E' diffamazione rendere noto a terzi lo stato di morosità altrui. Infatti, l'amministratore di condominio deve sempre tutelare la privacy dei condòmini con riferimento ai loro dati personali sui pagamenti delle spese condominiali, di cui abbia conoscenza in ragione del suo mandato professionale. Lo ha stabilito la Cassazione con la sentenza 22184 del 5 settembre 2019, con la quale i giudici hanno dichiarato inammissibile il ricorso presentato da un amministratore di condominio e del suo avvocato contro la sentenza d'appello che li aveva ritenuti responsabili in solido e li aveva condannati al pagamento di un risarcimento del danno a un condomino.

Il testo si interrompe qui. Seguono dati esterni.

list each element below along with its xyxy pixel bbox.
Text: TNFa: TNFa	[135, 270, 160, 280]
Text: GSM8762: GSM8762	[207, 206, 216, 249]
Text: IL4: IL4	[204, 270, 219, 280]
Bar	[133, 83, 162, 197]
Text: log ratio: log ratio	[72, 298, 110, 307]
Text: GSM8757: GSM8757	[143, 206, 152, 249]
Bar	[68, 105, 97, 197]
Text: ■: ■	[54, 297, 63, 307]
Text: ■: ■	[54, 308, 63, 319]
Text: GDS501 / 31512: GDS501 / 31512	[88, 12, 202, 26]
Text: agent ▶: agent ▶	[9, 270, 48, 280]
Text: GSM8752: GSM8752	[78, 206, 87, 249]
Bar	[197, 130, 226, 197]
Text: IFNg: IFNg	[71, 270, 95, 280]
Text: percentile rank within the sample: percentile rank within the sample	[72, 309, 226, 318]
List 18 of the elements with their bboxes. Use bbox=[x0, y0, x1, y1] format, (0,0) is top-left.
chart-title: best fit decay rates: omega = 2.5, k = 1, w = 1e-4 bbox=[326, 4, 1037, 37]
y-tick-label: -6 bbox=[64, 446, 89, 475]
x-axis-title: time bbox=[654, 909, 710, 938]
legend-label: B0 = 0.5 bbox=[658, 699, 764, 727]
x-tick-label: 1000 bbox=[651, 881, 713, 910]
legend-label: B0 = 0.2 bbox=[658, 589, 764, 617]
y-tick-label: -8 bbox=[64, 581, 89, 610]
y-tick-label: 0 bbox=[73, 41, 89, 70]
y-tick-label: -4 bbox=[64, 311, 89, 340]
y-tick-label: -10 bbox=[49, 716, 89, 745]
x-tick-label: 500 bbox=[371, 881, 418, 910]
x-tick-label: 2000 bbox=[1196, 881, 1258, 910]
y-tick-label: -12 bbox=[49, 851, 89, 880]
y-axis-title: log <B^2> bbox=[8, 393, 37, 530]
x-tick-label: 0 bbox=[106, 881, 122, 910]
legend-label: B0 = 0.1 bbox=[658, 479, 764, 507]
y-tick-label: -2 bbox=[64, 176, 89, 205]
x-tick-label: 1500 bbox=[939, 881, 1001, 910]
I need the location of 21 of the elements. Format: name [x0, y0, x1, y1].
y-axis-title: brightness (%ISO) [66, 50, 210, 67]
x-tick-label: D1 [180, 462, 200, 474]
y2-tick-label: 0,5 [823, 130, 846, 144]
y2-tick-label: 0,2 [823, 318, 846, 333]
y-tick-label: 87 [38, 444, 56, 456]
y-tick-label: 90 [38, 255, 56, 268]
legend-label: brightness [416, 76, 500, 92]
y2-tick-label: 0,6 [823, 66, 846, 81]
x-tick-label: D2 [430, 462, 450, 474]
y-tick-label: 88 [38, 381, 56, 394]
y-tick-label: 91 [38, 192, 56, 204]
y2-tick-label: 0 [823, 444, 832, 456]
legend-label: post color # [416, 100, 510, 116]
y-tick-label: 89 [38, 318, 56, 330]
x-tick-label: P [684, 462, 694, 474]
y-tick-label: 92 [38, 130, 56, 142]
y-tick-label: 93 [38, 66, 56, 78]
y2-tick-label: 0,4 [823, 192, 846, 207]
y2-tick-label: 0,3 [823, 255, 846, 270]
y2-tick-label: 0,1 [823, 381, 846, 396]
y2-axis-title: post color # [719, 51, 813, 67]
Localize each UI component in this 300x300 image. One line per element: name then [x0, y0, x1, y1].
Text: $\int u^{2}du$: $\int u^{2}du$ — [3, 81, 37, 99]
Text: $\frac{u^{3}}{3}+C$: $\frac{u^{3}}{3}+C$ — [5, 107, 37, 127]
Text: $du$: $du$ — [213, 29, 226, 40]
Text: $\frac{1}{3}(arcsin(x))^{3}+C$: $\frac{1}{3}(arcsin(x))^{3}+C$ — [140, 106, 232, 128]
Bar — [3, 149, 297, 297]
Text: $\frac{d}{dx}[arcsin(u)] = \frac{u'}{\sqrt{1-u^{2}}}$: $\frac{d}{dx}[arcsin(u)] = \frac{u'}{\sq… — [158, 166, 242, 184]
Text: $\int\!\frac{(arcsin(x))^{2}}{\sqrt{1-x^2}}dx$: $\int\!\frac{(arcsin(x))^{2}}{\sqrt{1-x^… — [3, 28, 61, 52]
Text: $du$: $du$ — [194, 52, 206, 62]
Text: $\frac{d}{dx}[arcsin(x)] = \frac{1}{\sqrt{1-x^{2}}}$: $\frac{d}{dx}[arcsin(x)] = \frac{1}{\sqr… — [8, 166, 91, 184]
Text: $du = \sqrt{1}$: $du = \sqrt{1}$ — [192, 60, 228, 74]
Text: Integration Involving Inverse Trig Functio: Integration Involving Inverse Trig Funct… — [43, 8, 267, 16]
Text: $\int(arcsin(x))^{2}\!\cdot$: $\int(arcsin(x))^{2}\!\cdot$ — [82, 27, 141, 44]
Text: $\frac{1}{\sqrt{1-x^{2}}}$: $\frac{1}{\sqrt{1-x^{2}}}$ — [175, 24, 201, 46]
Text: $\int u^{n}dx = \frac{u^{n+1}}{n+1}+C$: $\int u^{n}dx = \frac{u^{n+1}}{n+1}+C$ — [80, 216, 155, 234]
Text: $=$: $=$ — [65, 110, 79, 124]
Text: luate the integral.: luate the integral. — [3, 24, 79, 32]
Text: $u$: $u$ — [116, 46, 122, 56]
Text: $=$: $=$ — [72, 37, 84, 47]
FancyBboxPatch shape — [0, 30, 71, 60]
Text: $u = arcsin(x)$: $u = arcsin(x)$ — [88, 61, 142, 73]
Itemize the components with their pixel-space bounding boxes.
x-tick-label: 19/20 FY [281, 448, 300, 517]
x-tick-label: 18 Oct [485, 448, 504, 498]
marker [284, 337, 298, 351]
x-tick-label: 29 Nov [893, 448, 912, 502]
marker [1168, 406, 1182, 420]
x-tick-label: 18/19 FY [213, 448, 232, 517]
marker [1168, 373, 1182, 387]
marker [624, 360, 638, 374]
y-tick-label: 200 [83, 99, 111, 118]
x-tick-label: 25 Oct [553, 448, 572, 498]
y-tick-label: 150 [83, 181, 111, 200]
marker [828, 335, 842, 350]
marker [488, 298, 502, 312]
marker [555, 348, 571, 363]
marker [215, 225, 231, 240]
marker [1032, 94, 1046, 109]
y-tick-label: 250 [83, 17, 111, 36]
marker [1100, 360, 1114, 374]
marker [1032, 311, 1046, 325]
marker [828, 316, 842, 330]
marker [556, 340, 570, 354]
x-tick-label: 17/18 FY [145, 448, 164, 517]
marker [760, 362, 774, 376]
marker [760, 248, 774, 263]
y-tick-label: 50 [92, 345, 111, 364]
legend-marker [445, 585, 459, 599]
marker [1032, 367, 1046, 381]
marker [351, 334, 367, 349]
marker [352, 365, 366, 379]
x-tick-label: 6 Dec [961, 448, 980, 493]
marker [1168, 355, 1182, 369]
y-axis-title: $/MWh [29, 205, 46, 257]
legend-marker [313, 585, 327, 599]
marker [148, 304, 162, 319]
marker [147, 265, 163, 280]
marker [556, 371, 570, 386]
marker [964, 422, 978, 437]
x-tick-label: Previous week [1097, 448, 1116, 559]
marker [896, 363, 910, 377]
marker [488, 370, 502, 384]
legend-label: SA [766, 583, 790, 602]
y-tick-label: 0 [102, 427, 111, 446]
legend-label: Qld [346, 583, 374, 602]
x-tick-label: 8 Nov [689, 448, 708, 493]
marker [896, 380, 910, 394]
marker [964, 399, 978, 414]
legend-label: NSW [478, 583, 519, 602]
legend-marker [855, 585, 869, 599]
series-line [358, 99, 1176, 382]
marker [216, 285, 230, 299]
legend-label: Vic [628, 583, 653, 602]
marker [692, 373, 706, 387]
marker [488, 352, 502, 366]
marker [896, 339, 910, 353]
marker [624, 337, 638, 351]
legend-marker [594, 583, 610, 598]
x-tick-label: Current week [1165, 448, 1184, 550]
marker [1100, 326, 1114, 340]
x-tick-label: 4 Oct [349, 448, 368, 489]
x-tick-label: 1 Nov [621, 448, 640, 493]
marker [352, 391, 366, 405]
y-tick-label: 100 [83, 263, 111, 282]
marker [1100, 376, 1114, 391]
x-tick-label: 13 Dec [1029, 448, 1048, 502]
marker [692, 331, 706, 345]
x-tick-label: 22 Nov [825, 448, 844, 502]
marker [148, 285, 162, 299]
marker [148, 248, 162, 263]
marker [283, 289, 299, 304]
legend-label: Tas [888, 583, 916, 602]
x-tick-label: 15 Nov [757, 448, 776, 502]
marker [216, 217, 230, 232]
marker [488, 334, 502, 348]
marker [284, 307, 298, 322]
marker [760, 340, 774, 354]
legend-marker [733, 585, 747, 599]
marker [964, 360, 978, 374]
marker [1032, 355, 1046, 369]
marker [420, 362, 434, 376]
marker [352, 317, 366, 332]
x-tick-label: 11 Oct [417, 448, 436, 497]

Compie il reato di interferenze illecite nella vita privata il marito che registra in casa propria la conversazione della moglie con un altro, ad esempio il suocero. Affinché si consumi il delitto è sufficiente che chi carpisce le voci altrui con lo smartphone non partecipi al dialogo che avviene all'interno dell'abitazione.

L'accesso alla banca dati denominata Sdi (Sistema D'Indagine del Ced del ministero dell'Interno) effettuato da appartenenti alle forze di Polizia per motivi non legati all'attività di repressione del crimine o di tutela dell'ordine pubblico determina il reato di accesso abusivo a sistema informatico nella forma aggravata perché commesso da pubblici ufficiali.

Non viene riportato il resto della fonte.